どうしようもない矛盾に気がついてしまっても、守りたいものがあるのならまた別の回路で整合性を取り直す。

そのときに大切なのは、
長い文章や長い話、時間をかけて積み上げられた何かを、
安易に短い言葉で要さないことだと思う。

平たくいうとこうで、まとめて言うとこう。つまりは・・・

こうやって分かった気になって、簡単な言葉に置き換えてしまった瞬間、その過程でたくさんの情報がこぼれ落ちる。それではこの矛盾の壁は越えられない。

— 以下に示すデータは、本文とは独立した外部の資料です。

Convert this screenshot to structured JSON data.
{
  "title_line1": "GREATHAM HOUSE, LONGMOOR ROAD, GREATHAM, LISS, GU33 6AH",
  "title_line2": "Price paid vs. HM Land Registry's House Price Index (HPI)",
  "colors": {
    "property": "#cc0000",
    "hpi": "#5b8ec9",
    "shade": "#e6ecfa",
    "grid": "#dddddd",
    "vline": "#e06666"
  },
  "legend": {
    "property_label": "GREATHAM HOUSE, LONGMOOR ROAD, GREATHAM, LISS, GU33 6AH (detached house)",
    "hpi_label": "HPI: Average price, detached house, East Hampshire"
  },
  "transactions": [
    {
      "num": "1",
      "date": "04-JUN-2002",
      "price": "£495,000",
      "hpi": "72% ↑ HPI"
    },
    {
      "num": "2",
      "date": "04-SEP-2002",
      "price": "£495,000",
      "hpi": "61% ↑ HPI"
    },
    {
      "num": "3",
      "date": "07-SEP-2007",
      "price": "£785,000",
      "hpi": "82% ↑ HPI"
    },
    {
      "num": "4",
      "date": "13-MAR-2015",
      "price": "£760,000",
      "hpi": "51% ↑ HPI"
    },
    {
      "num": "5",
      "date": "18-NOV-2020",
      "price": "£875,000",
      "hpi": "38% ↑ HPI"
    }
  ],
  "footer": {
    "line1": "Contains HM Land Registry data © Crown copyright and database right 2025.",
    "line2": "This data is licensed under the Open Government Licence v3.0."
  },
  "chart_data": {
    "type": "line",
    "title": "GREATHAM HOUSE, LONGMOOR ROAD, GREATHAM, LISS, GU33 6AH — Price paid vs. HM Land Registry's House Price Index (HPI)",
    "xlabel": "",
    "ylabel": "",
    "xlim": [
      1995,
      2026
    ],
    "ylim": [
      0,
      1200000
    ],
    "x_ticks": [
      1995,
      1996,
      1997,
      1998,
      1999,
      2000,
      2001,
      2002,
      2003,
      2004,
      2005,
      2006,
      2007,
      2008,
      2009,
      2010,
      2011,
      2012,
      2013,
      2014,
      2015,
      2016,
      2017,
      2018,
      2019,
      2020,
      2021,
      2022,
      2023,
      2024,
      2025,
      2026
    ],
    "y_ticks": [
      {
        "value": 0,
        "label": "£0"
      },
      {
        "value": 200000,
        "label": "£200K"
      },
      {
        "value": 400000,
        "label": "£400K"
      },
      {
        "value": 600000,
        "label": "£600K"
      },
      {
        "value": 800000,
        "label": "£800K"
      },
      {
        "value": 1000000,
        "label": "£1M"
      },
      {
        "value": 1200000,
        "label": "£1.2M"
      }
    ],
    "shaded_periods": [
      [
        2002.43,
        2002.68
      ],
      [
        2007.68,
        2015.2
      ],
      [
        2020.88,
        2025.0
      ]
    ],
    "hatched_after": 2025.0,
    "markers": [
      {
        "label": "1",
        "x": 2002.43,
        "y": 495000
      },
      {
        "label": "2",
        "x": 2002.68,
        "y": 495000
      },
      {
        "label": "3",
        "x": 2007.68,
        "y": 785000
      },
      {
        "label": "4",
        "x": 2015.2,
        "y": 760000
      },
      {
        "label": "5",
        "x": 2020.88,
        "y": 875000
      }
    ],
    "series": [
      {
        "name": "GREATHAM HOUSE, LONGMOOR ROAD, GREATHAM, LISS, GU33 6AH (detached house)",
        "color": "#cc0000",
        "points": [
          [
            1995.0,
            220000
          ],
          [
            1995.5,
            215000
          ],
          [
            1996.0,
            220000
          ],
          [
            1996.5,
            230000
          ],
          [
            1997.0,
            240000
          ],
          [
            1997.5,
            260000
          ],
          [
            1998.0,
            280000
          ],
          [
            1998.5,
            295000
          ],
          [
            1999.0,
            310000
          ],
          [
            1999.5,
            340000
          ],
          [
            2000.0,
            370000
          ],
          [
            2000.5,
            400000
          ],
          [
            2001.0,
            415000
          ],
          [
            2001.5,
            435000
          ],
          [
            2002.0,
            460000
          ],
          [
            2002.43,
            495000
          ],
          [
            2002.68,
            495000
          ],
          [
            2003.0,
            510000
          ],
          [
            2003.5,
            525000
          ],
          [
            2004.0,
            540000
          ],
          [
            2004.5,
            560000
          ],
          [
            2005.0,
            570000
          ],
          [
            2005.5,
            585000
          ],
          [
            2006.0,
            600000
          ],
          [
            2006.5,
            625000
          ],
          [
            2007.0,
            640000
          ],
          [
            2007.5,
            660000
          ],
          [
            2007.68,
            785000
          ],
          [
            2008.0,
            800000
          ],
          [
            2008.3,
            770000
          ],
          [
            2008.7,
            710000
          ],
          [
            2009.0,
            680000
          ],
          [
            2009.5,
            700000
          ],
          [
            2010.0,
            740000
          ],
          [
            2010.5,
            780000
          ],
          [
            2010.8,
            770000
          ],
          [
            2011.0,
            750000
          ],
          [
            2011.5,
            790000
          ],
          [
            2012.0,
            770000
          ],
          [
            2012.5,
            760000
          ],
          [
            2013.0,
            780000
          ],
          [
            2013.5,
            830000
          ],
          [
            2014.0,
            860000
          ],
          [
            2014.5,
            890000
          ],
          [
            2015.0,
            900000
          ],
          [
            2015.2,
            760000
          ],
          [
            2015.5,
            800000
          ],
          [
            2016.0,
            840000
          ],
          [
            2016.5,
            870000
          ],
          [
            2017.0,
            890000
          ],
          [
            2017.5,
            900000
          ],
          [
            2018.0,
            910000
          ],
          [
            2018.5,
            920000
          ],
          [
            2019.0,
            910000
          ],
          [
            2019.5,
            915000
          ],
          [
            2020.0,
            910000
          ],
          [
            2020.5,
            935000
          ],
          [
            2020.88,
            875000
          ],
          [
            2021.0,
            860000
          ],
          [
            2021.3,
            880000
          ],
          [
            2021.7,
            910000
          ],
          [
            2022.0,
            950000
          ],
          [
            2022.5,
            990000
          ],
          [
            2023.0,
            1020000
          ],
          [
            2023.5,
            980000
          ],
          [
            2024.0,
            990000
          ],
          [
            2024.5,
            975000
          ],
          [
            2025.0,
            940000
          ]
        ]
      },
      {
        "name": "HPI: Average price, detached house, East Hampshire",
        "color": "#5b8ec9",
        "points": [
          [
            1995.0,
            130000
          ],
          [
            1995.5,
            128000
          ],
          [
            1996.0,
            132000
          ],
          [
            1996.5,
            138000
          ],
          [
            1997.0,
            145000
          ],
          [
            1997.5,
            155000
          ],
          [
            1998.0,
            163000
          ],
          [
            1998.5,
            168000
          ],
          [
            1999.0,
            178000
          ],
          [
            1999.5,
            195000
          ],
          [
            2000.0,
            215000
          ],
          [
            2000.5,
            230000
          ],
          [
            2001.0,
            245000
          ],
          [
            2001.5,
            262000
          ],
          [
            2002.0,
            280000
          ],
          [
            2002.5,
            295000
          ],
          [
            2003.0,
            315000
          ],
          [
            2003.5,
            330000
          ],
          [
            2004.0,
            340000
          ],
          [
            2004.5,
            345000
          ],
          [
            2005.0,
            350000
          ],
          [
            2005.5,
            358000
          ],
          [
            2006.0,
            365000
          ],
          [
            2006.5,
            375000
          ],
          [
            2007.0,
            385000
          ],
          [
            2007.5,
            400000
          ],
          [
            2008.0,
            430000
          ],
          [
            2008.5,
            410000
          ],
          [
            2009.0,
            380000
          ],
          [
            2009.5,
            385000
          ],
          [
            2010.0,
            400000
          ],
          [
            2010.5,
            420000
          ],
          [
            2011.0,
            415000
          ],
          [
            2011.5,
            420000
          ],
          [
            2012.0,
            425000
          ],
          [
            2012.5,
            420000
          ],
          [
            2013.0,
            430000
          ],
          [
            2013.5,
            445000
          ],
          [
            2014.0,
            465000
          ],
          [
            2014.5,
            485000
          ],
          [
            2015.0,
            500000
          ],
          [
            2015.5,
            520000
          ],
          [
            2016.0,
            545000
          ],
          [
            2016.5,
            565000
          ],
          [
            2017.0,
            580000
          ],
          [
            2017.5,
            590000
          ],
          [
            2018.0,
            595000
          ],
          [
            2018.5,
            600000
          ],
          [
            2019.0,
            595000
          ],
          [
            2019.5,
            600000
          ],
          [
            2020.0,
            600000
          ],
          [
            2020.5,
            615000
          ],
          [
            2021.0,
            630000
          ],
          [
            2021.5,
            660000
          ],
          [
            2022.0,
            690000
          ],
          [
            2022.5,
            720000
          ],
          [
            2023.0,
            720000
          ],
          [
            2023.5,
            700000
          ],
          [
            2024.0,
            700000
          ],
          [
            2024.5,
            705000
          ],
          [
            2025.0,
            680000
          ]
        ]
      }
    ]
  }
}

どうにか自分の言葉で表現して、それでもこぼれ落ちたものは、また別の言葉で定義し直す。

面倒なことを、面倒なまま扱う。
これをしないと理想なんてのはすぐに消えてしまうものだと思う。

”ピュアでいる”とは、
この面倒でしんどい工程を、省略しないという態度のことだ。

ギルギルタウンで働く人

だから、うちの会社では
ピュアであろうとする人と、一緒に働きたい。

最初から答えを知っている人である必要はないし、
要領よく立ち回れる人でなくていい。

でも、自分の中にある理想を思い描き、共に追いかけられる人がいい。

自分の中の大切なものが壊れそうになったとき、
一度立ち止まり、もう一度考え直せる人がいい。

最も難しい選択を、選び続ける

ピュアでいることは、楽ではない。時間もかかるし、回り道も多い。

それでも、理想と現実の整合性をとり続けることをやめない。
諦めずに、壊して、組み直し続ける。

最もピュアであることを、
最も難しい選択として選び続ける会社でありたい。